Shake up the brilliant taste of summer with this quick and easy recipe for a refreshingly fruity twist on a Tex-Mex classic!

Margaritas feel like vacation in a glass. No matter the weather or location, a sip of tequila, lime juice, and orange liqueur seasoned by a dash of salt conjures images of seashores, palm trees, and warm ocean breezes.
Here in Ohio, that kind of fantasy is as necessary as a puffer jacket. This recipe for mango margaritas is one of my favorite strategies for getting through the cold months. It delivers not only the warmth of tequila, the bright bite of lime juice, and the mellow richness of orange liqueur but also the lush sweetness and fragrant musk of mango nectar. Sipping one on my sofa under a toasty blanket as the snow falls outside the window, I can imagine digging my toes into sun-kissed sand while frothy waves gently caress the shore. Resilience restored!
You’ll love how quick and easy it is to shake up a batch of these fruity, Tex-Mex refreshers. Whether you serve them on the rocks or frozen, on your poolside deck or bundled up by a fire, you’ll love their brilliant taste of sunshine!

Tailored margarita tips
- For a margarita served up—aka neat—skip the fresh ice and strain your margarita into a chilled, rimmed coupe or margarita glass.
- For a frozen mango margarita, blend the liquid ingredients with one to one and a half cups of ice until slushy, then pour into a rimmed glass and garnish as desired.
- For a sweeter or stronger drink, add a splash of simple syrup to the shaker or bump the tequila to two and a half ounces.
- For a spicy version, shake the drink with two to four slices of fresh jalapeño, then garnish your glass with another slice.
- For a mock-arita, shake the lime juice and mango juice with one to two teaspoons of simple syrup or honey, pour over fresh ice, then top with lemon-lime soda.

How do I store leftovers?
Refrigerate leftover margaritas without ice in an airtight container for up to 3 days. This cocktail also freezes well in a sealed freezer-safe jar or container for about 1 to 2 weeks. Thanks to the alcohol content, it’ll turn slushy rather than rock-hard. Serve directly from frozen for an icier version, or let thaw in the fridge for a few hours and stir or shake well before serving over fresh ice.

Serving suggestions
Serve your mango margaritas alongside other Tex-Mex favorites. For a happy hour spread, consider The Best Queso Ever paired with Flautas, Carne Asada Nachos, and Chicken Taquitos.

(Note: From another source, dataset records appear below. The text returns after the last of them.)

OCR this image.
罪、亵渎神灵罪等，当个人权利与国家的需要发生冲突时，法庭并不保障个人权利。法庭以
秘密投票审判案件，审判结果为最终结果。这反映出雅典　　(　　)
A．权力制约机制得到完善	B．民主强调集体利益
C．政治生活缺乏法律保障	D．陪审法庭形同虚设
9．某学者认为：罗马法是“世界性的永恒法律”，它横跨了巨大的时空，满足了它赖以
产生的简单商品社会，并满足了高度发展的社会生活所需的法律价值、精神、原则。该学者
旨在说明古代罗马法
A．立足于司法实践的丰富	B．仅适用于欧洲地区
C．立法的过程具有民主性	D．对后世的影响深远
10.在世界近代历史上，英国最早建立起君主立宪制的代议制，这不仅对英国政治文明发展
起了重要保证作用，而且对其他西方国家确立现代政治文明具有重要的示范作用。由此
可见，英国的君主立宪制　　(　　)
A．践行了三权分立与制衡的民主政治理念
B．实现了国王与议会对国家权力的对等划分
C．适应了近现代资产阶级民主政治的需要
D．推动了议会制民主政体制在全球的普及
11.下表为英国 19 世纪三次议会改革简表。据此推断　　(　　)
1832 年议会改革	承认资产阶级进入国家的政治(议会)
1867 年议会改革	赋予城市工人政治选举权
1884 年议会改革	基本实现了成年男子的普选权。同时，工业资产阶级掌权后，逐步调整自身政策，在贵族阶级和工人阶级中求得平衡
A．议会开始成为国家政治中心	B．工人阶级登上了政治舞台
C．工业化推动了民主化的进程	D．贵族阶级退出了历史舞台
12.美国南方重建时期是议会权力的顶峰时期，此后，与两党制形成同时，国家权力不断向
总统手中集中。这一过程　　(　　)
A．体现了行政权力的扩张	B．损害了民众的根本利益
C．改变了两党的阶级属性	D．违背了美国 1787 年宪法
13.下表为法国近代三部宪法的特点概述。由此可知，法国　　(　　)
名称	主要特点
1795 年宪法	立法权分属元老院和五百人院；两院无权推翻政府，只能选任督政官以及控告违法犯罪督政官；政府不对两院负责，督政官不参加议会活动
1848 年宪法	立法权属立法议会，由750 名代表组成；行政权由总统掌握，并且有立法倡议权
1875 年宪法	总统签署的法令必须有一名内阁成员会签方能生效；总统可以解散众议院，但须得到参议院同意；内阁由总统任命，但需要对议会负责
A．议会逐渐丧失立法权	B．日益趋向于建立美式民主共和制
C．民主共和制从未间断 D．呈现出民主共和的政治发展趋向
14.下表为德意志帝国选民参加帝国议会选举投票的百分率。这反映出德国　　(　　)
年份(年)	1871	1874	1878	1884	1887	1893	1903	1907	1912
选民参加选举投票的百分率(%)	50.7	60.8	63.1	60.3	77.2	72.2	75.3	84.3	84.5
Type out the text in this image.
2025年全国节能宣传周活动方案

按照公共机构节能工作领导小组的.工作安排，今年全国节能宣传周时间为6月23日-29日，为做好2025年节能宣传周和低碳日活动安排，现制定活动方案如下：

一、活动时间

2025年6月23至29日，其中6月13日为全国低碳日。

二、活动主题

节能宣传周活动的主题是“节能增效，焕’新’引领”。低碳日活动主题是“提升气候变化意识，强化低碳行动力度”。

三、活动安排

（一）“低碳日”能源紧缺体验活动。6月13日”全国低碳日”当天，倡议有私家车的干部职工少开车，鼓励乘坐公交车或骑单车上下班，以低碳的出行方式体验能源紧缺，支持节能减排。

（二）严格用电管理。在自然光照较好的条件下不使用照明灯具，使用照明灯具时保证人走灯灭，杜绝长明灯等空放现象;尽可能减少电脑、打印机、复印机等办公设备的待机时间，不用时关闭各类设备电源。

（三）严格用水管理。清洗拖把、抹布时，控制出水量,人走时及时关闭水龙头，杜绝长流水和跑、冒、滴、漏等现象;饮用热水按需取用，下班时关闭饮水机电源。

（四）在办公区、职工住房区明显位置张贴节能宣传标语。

For a sit-down meal, these cocktails pair beautifully with the sweet and savory notes of Pork Tenderloin And Mexican Quinoa With Honey Habanero Dressing.

Mango Margaritas
Ingredients
For The Salt-Sugar Rim:
- 1 tablespoon sugar
- 1 tablespoon kosher salt
- Zest of one lime
- Lime wedges for rimming and garnishing
For The Margarita:
- 2 ounces lime juice
- 2 ounces mango nectar or juice
- 2 ounces tequila
- 1 ounce orange liqueur
Instructions
- On a small plate or in a shallow bowl, stir together the sugar, kosher salt, and lime zest, rubbing the mixture with your fingers to release the lime’s oils. Run a lime wedge around the rim of a rocks glass, then dip or roll the rim in the sugar-salt mixture until evenly coated. Tap off any excess and set the glass aside.

- Fill a cocktail shaker halfway with ice. Add the lime juice, mango nectar, tequila, and orange liqueur.
- Cover and shake vigorously until the shaker is very cold.
- Fill the rimmed glass with fresh ice. Strain the margarita into the prepared glass.
- Garnish with a lime wedge, if desired, and serve immediately.